I walked down to her house, it was not a long walk, stepped up on the front porch and rang her doorbell. She quickly answered. And she looked mad.

“Ma’am, there’s a misunderstanding here, I don’t even own a …” I didn’t even get the words out.

“Let me show you something.” she said as she led me around the side of her neatly landscaped home. There in her back yard was a large dog, a mixed breed, sleeping in the shade of her Knock-out roses. “Now, Mr. Perkins, take your dog and do not let him come around here again!” she shouted.

“Mr. Perkins?” I said loudly. “Who’s Mr. Perkins?

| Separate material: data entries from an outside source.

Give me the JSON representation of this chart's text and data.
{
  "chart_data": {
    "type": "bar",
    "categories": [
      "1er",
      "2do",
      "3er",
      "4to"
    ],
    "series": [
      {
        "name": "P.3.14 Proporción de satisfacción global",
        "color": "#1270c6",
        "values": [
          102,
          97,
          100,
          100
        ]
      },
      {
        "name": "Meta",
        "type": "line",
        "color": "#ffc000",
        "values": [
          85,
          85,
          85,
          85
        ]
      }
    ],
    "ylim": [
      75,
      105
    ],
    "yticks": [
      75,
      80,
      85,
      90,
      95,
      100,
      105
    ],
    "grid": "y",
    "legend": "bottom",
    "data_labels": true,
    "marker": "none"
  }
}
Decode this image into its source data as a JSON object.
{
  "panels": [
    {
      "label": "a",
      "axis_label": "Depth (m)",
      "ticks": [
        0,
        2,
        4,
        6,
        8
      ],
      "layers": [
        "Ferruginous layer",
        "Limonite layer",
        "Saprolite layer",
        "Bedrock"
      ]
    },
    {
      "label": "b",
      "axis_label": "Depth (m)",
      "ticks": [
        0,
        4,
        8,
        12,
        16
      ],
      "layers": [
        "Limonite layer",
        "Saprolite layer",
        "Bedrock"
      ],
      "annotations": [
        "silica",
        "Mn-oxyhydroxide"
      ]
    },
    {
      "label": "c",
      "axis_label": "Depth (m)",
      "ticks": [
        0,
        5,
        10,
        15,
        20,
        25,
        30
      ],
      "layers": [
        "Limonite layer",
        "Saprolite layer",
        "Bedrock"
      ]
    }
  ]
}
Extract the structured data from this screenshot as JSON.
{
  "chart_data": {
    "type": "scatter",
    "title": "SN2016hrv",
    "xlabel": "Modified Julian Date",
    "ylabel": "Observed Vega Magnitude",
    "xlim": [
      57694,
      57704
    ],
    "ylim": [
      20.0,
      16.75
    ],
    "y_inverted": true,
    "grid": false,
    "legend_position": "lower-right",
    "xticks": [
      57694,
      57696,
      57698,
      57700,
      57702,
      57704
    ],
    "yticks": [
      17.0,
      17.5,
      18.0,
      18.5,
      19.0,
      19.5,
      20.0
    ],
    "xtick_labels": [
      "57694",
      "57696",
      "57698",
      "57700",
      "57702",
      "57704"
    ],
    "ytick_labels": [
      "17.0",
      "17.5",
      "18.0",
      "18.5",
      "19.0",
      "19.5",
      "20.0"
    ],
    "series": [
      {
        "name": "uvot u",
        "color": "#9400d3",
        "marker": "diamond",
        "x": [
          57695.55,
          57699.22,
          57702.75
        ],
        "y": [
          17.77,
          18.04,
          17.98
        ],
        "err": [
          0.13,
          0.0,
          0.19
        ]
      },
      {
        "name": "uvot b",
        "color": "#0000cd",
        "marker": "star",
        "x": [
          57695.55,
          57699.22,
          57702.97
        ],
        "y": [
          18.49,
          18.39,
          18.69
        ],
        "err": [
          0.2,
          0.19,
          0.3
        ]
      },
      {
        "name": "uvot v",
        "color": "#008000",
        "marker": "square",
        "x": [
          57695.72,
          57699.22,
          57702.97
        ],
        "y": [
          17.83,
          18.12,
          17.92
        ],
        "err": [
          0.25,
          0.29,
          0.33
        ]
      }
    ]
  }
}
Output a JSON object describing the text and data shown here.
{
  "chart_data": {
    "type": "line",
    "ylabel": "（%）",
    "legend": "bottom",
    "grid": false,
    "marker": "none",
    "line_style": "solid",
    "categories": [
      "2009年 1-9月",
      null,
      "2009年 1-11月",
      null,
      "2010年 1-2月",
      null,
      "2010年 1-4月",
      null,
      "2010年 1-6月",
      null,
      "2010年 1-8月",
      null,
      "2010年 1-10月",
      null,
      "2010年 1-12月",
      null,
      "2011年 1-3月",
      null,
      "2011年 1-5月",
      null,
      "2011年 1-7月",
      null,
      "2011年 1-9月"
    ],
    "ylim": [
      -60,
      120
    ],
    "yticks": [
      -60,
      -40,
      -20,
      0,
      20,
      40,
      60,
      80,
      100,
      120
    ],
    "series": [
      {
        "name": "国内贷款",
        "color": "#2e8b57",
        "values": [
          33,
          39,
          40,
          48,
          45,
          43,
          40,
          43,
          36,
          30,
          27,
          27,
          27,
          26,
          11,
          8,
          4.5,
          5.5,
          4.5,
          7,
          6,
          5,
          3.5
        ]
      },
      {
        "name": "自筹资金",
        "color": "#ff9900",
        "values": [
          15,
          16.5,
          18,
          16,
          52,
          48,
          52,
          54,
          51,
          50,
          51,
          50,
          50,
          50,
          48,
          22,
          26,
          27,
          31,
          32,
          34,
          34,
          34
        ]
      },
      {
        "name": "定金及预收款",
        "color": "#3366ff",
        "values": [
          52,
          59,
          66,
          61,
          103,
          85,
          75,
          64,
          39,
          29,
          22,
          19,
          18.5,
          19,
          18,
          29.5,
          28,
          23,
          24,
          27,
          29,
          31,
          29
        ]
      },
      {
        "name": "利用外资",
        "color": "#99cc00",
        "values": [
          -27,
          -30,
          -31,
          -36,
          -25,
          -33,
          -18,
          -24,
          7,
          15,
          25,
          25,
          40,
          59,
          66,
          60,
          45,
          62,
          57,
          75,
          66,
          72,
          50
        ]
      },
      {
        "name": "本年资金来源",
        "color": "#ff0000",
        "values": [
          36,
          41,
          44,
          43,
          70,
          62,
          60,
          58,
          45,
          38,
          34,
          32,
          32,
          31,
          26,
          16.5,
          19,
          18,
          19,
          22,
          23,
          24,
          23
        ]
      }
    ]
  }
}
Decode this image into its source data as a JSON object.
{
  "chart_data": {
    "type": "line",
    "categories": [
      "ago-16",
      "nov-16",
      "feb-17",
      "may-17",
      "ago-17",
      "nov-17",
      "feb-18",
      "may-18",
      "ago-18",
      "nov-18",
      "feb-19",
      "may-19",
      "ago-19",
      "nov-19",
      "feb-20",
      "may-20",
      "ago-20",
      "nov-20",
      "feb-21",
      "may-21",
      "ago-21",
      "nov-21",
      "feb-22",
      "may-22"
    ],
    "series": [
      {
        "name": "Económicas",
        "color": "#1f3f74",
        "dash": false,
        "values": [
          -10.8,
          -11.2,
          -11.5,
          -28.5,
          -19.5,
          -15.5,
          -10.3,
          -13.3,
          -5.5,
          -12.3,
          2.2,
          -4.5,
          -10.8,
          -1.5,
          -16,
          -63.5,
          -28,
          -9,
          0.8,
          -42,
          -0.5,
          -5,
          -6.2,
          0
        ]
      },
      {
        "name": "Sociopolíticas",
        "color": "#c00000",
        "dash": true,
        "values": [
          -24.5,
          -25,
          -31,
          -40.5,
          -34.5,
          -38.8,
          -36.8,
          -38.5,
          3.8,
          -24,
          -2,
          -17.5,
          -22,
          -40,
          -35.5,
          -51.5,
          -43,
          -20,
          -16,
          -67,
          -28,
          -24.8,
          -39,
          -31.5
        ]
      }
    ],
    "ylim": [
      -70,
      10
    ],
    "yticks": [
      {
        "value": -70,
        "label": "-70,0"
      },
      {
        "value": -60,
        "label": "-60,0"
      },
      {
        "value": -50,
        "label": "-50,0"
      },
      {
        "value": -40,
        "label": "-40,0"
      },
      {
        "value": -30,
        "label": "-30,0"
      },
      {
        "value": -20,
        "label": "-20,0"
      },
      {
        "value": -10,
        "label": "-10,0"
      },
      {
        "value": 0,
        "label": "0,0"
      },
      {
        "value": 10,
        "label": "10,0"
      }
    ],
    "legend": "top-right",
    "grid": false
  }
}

My name is not Perkins.” All the commotion woke the sleeping dog up. That dog looked right at me, then lumbered over and sat down at my feet, wagging his tail, and looking up at me.

I know that looked suspicious, but it really wasn’t my dog. I had never seen it before.

I just looked at the dog, then looked at the lady, then headed back home. The dog followed right behind me, all the way home.

Marilyn was in the front yard, waiting for me. “Why is that dog following you?” she asked.

“How the heck should I know, he just followed me.That lady thought my name was Mr. Perkins.” The dog stayed all day, following me around as I did my yard work. That night I gave him two leftover hamburgers that were in the refrigerator. He was still in the yard when we woke up the next day. He stayed a few more days, and we fed him a few more times. Before the week was over he had moved on, probably sleeping under somebody’s roses. But before he left we had given him a name.

Mr. Perkins we called him. And I bet he came out smelling like a rose.